After collecting 3D coordinates of each point on the illuminated curve, the object is moved or rotated, and more points are accumulated. Note that the rotation of the object must be precisely known in order to place the 3D points in the right context. In other words, the camera’s extrinsic parameters must be accurately updated for each object pose.
source: http://mesh.brown.edu/desktop3dscan/ch4-slit.html
Encoded pattern
Projectors are a bit like reverse cameras: they use optics to project light rays onto the scene, rather than sensing them. The camera equations we previously presented are just as valid for projectors, and can be calibrated in a similar way. This also implies that the stereo vision principles can be applied to a projector/camera pair, rather than a camera/camera pair.
In projector-assisted structured light methods, easily detectable features are projected onto the scene, to be then detected by the camera and triangulated back to a 3D coordinate.
There is a multitude of options for the projected pattern, but an interesting strategy is to project successive binary stripes. After each exposure, an additional bit is detected by the camera, until the finest grain achievable by the projector. This reveals a binary code in each pixel of the camera, univocally linking it to a part of the projector’s pixel coordinate system.
Using binary encoding reduces the number of required exposures from $w$ to $\lceil\log_2(w)\rceil$, with $w$ being the projector’s horizontal resolution.
Uniquely identifying a pixel column of the projector is sufficient: triangulation can then be made with the same method we previously described for laser line systems. Alternatively, a succession of horizontal and vertical binary encodings can be used to uniquely identify each individual pixel of the projector.
Pseudo-random pattern
Instead of using a projector that can display arbitrary patterns onto the scene, another approach is to use a pseudo-random pattern projected by a simple filter placed in front of a light source.
The pattern is carefully chosen to not have self-similarity, letting the camera uniquely identify and locate its patterns. The features can then be triangulated, assuming the projector’s pattern projection geometry was calibrated beforehand.

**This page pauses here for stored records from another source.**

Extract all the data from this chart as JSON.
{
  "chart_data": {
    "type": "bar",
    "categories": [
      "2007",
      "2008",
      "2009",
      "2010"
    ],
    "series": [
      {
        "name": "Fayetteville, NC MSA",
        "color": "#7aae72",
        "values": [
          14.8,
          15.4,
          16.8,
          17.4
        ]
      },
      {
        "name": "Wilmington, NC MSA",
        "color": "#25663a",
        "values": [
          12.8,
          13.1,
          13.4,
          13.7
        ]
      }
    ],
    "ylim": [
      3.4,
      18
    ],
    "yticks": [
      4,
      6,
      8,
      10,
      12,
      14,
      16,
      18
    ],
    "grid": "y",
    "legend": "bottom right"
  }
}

The Microsoft Kinect V1 was using this principle. While this is a cost-effective approach, it leads to very poor resolution, as the granularity of details is ultimately limited by the feature size present in the pattern.
Time-of-Flight
LiDAR
In LiDAR, a laser pulse is sent and bounced back to the sensor. A detected pulse provides a distance measurement in the laser direction. To obtain a full 3D map of the surrounding, the laser needs to rotate to cover a wide variety of angles. The density can be tuned at the expense of a longer capture time.
LiDAR has become popular in the car industry, as it is reliable at long range too and is not subject to interference from sunlight. The other main application is architectural scanning, for which the accuracy is far sufficient. In this case, it is often necessary to combine scans from several locations. This creates visible viewing rays in the point cloud distribution.
ToF cameras
A time-of-Flight camera is similar to a LiDAR setup with a single emitter and millions of receiver: each is implemented as a CMOS pixel with a demodulator. In this case, we don’t use pulses but rather modulate an IR LED with a sine-like profile. This lets the pixels estimate the phase shift of the received sine-wave.

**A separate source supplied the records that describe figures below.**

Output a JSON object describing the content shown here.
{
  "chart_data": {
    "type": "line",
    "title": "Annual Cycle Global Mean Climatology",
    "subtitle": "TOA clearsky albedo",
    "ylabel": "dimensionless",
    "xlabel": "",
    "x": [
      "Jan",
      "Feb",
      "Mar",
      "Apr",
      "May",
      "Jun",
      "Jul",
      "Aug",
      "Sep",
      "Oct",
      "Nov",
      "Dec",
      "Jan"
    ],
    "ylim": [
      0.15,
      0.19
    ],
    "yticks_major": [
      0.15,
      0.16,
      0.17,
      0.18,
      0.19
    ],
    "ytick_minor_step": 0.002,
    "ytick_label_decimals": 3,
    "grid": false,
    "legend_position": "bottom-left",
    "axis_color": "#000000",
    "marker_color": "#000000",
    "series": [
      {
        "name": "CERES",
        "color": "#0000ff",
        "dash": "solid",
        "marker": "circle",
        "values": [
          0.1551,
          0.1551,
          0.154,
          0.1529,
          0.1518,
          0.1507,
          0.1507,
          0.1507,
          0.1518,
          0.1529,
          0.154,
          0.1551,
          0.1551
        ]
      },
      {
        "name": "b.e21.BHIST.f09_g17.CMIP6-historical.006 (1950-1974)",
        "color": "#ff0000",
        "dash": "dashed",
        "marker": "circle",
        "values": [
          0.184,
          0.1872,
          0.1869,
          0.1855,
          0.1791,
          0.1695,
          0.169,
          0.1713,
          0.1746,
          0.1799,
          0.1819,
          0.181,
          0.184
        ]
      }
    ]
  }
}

The phase shift can be measured in several ways, but is typically obtained from 4 amplitude measurements. The strength of the signal is also retrieved, which is important for noise estimation.

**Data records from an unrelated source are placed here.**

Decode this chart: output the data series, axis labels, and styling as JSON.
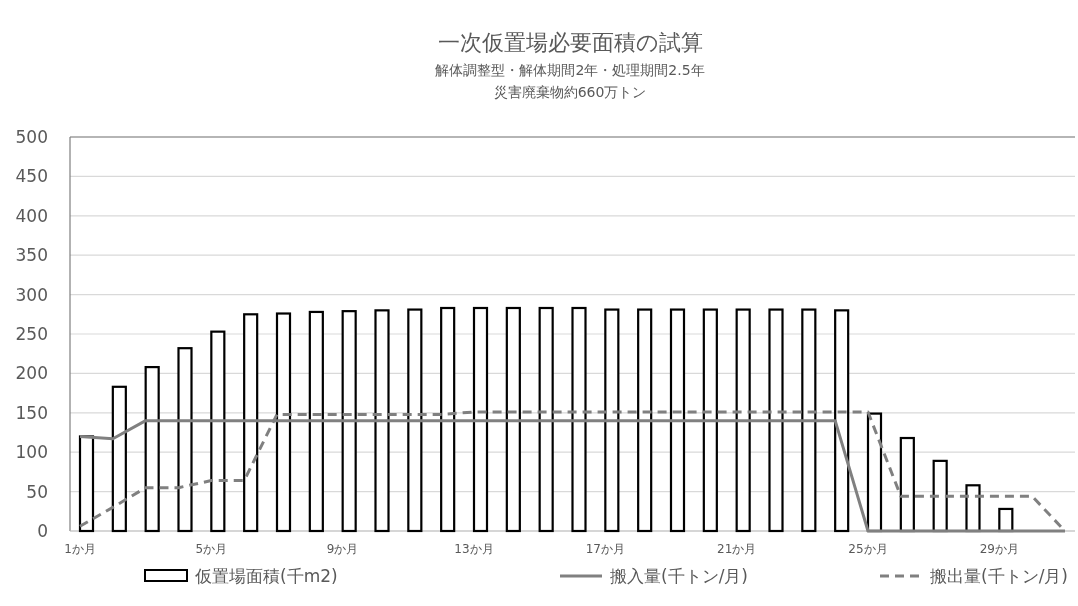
{
  "chart_data": {
    "type": "bar",
    "title": "一次仮置場必要面積の試算",
    "subtitle": "解体調整型・解体期間2年・処理期間2.5年",
    "annotations": [
      "災害廃棄物約660万トン"
    ],
    "categories": [
      "1か月",
      null,
      null,
      null,
      "5か月",
      null,
      null,
      null,
      "9か月",
      null,
      null,
      null,
      "13か月",
      null,
      null,
      null,
      "17か月",
      null,
      null,
      null,
      "21か月",
      null,
      null,
      null,
      "25か月",
      null,
      null,
      null,
      "29か月",
      null,
      null
    ],
    "series": [
      {
        "name": "仮置場面積(千m2)",
        "color": "#ffffff",
        "values": [
          120,
          183,
          208,
          232,
          253,
          275,
          276,
          278,
          279,
          280,
          281,
          283,
          283,
          283,
          283,
          283,
          281,
          281,
          281,
          281,
          281,
          281,
          281,
          280,
          149,
          118,
          89,
          58,
          28,
          null,
          null
        ]
      },
      {
        "name": "搬入量(千トン/月)",
        "type": "line",
        "color": "#808080",
        "line_style": "solid",
        "values": [
          120,
          117,
          140,
          140,
          140,
          140,
          140,
          140,
          140,
          140,
          140,
          140,
          140,
          140,
          140,
          140,
          140,
          140,
          140,
          140,
          140,
          140,
          140,
          140,
          0,
          0,
          0,
          0,
          0,
          0,
          0
        ]
      },
      {
        "name": "搬出量(千トン/月)",
        "type": "line",
        "color": "#808080",
        "line_style": "dashed",
        "values": [
          6,
          30,
          55,
          55,
          64,
          64,
          148,
          148,
          148,
          148,
          148,
          148,
          151,
          151,
          151,
          151,
          151,
          151,
          151,
          151,
          151,
          151,
          151,
          151,
          151,
          44,
          44,
          44,
          44,
          44,
          0
        ]
      }
    ],
    "ylim": [
      0,
      500
    ],
    "yticks": [
      0,
      50,
      100,
      150,
      200,
      250,
      300,
      350,
      400,
      450,
      500
    ],
    "grid": "y",
    "legend": "bottom",
    "marker": "none"
  }
}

ToF cameras are popular in gaming and realtime applications as they provide a depth map in a single capture, up to 1024x1024 pixels for the Kinect V4 sensor.
One common issue for complex scenes is multipath, where the IR light bounces from a second object before returning to the sensor. This typically produces rounded corners with loss of details. Another issue is flying pixel, occuring on edge regions (mixing of foreground and background signals).
Light Stage
This impressive device was built for capturing the Bidirectional Reflectance Distribution Function (BRDF), which can describe the material’s optical properties in any direction and any illumination conditions. Thanks to the linearity of lighting, we can decompose the total illumination based on its direction. The viewing angle also plays a role for reflective or special materials (e.g. iridescence).
In the most complex case, objects need to be captured from several locations and illuminated from as many directions as possible.